Since the magnetization direction of the memory layer 21 is aligned in the upward direction by the high-temperature operation (B) or in the downword direction by the low-temperature operation, direct overwriting can be achieved if the intensity of recording light beam is modulated in a binary fashion, i.e., high or low in accordance with binary-coded information "0" or "1". Hereinafter the high-intensity of the recording light beam for the high-temperature operation (B) will be represented by P.sub.H, while the low-intensity thereof for the low-temperature operation will be will be represented by P.sub.L.
As described above, there have been proposed, on one side, a magneto-optical recording medium capable of superresolutive reproduction and, on the other side, one allowing direct overwriting. However either the former or the latter does not allow both superresolutive reproduction and direct overwriting. To make these merits compatible with each other in one magneto-optical recording medium, the light beam needs to have three degrees of intensity, i.e., a light beam intensity P.sub.R for the superresolutive reproduction in addition to the two light beam intensities for overwriting, P.sub.H for the high-temperature operation and P.sub.L for the low-temperature operation. Further, it is desired that an expected operation be assuredly achieved in accordance with each light beam intensity so as to make satisfactory superresolution behavior and satisfactory overwriting behavior compatible with each other, and that the light beam intensities P.sub.H, P.sub.L and P.sub.R each have a sufficient margin (or allowance). A phenomenon must not occur such that during superresolutive reproduction at the light beam intensity P.sub.R the low-temperature operation happens thereby changing the recorded information.
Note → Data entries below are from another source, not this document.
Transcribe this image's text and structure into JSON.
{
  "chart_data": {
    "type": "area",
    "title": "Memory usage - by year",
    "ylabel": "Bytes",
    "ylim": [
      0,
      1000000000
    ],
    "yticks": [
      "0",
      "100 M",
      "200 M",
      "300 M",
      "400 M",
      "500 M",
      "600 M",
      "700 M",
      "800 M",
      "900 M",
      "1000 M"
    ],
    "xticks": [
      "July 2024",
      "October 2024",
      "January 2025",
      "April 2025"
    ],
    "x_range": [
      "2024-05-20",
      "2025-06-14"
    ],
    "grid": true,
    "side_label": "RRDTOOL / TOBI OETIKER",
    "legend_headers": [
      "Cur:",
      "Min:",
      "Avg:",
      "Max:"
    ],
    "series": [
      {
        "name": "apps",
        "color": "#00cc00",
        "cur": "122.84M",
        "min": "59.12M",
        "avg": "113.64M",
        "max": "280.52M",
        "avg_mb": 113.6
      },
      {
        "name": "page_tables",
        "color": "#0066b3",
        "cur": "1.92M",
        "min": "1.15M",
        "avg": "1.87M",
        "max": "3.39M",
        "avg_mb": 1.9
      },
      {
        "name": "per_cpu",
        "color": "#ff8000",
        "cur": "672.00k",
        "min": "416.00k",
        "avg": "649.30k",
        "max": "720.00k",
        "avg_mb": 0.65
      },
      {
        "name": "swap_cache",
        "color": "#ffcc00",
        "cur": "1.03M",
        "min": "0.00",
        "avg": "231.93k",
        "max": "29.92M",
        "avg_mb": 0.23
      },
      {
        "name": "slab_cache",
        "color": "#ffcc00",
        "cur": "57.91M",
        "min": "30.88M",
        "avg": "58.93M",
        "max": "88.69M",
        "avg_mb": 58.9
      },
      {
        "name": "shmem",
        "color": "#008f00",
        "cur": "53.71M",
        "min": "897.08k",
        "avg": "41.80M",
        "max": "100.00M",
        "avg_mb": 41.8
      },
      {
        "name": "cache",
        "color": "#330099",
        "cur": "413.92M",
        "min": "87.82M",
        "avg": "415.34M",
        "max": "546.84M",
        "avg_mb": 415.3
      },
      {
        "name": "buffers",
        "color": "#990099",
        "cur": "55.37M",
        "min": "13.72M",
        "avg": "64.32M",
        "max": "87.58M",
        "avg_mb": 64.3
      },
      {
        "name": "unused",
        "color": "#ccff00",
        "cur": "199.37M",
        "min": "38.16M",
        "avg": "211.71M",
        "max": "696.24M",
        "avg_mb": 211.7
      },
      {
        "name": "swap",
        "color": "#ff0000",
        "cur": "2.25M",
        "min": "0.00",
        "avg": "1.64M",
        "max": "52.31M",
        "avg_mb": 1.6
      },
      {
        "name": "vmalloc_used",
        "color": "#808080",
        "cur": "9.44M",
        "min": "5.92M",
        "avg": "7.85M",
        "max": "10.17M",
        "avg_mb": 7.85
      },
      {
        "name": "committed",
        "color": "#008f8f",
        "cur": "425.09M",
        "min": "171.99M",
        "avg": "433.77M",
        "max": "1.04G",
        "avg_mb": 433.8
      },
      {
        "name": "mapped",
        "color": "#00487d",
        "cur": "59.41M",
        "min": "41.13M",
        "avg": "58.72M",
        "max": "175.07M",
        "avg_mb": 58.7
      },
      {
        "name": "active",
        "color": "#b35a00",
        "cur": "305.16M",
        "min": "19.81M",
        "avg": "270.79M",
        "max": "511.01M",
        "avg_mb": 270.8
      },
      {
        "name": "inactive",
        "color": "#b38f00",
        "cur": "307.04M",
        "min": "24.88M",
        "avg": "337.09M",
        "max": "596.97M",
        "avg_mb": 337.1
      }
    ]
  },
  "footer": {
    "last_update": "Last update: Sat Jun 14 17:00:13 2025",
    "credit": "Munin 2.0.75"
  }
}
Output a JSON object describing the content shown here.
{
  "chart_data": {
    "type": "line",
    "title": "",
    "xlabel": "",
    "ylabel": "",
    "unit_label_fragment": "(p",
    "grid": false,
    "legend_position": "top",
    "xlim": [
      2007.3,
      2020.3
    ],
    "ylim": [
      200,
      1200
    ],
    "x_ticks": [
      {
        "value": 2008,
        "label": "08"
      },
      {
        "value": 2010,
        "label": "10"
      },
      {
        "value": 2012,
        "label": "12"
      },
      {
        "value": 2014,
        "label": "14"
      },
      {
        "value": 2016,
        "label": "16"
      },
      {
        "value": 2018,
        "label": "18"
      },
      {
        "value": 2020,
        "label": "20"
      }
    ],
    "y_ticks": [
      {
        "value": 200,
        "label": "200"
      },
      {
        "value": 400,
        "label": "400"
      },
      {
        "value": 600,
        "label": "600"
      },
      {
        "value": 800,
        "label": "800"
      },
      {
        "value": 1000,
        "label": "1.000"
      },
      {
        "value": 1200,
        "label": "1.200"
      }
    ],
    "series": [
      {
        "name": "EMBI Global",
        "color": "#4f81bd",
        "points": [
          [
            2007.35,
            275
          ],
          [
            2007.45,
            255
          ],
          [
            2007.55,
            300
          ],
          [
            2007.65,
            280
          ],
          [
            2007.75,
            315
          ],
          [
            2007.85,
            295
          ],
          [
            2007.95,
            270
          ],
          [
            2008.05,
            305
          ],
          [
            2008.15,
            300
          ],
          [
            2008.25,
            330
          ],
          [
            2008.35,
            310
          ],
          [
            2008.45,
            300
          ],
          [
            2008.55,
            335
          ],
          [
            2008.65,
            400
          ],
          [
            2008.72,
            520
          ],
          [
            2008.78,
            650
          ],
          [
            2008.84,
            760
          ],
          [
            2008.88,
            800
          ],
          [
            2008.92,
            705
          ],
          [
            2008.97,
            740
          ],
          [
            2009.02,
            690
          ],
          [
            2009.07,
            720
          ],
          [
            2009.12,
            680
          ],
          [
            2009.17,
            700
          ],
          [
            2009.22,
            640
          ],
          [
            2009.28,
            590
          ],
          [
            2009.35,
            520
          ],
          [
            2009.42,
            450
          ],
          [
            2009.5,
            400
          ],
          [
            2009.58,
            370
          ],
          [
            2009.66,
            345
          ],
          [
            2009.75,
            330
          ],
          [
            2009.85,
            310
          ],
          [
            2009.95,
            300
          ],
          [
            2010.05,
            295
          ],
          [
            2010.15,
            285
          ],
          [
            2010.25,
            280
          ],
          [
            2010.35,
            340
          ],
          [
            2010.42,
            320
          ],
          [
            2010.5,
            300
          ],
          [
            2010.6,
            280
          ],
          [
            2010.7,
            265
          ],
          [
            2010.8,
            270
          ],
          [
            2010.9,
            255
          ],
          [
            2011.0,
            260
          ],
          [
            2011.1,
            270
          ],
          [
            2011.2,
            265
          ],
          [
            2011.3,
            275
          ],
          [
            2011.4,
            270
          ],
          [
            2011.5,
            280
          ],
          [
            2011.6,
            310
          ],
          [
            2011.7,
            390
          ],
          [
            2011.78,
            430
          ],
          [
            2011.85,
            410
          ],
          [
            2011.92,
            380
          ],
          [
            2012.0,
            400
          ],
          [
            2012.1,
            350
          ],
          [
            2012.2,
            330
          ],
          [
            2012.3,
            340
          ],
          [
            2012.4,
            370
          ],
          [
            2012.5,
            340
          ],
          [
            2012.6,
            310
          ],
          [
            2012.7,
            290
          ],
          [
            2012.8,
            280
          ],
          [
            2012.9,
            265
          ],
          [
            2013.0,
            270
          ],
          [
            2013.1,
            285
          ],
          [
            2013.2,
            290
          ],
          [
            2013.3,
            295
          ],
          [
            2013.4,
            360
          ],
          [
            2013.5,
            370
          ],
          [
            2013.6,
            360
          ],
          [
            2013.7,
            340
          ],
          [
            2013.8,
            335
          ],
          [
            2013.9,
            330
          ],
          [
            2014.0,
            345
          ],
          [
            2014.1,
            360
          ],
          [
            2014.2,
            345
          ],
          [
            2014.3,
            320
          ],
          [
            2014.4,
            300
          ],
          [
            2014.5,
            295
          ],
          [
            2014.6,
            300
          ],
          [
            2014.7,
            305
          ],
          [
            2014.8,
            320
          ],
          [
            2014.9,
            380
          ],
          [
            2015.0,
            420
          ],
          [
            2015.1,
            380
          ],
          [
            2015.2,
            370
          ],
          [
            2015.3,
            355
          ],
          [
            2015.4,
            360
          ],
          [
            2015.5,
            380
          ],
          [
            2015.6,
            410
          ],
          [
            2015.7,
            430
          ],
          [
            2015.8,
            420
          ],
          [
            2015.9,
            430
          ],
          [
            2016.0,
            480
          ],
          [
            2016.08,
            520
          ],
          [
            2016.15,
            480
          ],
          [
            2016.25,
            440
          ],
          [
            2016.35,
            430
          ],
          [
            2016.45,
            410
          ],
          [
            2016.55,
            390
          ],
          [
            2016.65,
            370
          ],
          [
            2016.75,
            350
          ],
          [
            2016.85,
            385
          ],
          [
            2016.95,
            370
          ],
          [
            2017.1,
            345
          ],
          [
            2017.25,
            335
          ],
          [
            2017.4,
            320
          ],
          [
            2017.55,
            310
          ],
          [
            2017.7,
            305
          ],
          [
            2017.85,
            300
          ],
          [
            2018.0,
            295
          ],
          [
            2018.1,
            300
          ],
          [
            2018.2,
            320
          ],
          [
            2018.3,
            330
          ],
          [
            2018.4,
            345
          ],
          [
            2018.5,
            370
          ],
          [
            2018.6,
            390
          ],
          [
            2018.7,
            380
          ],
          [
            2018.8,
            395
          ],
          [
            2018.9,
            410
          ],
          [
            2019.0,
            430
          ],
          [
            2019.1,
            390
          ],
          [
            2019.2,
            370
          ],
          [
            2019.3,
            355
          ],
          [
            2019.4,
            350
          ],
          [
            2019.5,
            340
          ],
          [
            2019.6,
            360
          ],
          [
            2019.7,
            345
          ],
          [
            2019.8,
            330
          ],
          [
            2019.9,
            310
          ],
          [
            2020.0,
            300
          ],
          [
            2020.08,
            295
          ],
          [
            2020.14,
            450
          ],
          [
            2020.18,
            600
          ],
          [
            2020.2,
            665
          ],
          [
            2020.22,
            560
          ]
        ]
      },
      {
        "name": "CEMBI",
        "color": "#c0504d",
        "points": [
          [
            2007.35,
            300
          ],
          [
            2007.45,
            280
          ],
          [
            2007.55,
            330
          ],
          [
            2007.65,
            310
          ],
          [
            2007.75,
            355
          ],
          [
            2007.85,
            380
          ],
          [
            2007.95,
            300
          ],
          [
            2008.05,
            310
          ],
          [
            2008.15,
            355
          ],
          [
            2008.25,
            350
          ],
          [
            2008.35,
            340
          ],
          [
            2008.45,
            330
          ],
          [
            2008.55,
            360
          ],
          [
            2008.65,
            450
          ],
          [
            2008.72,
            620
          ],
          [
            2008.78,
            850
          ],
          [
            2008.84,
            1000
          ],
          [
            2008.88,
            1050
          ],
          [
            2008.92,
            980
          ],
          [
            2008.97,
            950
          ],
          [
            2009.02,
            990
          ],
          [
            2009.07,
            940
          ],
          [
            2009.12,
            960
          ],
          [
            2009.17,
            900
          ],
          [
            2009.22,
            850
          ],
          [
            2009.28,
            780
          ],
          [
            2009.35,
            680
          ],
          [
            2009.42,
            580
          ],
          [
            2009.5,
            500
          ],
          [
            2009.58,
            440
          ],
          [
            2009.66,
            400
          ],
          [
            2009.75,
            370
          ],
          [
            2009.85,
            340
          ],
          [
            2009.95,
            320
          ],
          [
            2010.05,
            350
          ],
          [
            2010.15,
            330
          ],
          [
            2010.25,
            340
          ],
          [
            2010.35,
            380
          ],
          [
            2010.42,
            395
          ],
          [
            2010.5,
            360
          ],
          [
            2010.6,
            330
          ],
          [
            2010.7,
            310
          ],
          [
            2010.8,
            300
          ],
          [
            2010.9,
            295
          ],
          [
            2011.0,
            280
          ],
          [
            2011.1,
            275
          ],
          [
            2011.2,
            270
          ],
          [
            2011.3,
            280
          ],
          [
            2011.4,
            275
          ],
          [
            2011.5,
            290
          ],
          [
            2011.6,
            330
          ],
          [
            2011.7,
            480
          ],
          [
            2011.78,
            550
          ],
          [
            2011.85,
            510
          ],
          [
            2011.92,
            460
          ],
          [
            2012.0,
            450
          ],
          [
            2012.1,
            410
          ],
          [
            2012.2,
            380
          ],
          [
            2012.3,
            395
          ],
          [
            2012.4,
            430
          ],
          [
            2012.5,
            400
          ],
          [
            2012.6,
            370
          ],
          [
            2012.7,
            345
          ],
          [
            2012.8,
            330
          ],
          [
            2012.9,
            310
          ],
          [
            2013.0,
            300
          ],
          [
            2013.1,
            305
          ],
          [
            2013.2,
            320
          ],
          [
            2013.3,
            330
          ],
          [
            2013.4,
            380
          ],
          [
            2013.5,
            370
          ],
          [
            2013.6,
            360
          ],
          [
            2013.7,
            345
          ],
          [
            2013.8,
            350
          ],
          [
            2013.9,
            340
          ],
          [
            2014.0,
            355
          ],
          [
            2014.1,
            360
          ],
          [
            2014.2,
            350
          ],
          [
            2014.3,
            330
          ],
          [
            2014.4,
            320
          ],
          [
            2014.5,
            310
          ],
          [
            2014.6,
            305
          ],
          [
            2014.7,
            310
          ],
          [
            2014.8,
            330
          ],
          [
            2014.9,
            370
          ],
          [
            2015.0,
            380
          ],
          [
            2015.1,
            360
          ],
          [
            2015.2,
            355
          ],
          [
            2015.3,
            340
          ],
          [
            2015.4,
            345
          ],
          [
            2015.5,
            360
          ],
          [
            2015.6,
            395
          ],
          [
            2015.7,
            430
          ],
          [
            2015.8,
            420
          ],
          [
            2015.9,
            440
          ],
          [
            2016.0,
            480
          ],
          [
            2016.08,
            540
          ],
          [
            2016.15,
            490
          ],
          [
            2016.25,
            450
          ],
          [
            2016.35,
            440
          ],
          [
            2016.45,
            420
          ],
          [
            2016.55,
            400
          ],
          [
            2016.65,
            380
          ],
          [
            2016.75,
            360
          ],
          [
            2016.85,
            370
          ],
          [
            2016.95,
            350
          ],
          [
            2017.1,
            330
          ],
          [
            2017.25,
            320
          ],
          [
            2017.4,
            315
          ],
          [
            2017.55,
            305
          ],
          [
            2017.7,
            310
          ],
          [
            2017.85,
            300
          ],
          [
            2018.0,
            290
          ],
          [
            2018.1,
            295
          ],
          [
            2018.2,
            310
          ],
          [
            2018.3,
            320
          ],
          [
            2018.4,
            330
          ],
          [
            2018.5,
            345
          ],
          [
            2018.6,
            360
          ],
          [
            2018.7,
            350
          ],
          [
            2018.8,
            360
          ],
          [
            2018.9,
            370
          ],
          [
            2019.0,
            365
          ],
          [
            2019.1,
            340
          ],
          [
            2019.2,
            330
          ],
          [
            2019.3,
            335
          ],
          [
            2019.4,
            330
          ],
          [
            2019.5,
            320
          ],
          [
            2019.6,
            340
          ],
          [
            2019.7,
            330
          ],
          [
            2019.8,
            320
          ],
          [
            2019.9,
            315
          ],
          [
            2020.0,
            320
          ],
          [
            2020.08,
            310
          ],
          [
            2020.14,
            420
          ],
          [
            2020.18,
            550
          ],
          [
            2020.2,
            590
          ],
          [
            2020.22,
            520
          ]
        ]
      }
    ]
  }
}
In addition, where a magneto-optical material, such as a NdFeCo film, Pt/Co multilayered film or the like, which produces a large reproductive signal output in response to light of a short wavelength is used in the medium allowing both superresolutive reproduction and overwriting, it is not clarified yet how and what to do in order to improve both superresolution behavior and overwriting behavior as well as the behavior in response the light of a short wavelength.
Either is not clarified yet the relation between the direction of an external magnetic field to be applied for overwriting and the direction of an external magnetic field to be applied for superresolutive reproduction when direct-overwritten information is to be reproduced.
The present invention has been attained to overcome the foregoing problems. It is, therefore, an object of the present invention to provide a magneto-optical recording medium which allows superresolutive reproduction and direct overwriting.
It is another object of the present invention to provide a recording/reproduction method which is capable of recording or reproducing information without destroying recorded information within an extensive light intensity range of reproduction light beam with use of a magneto-optical recording medium allowing superresolutive reproduction and overwriting.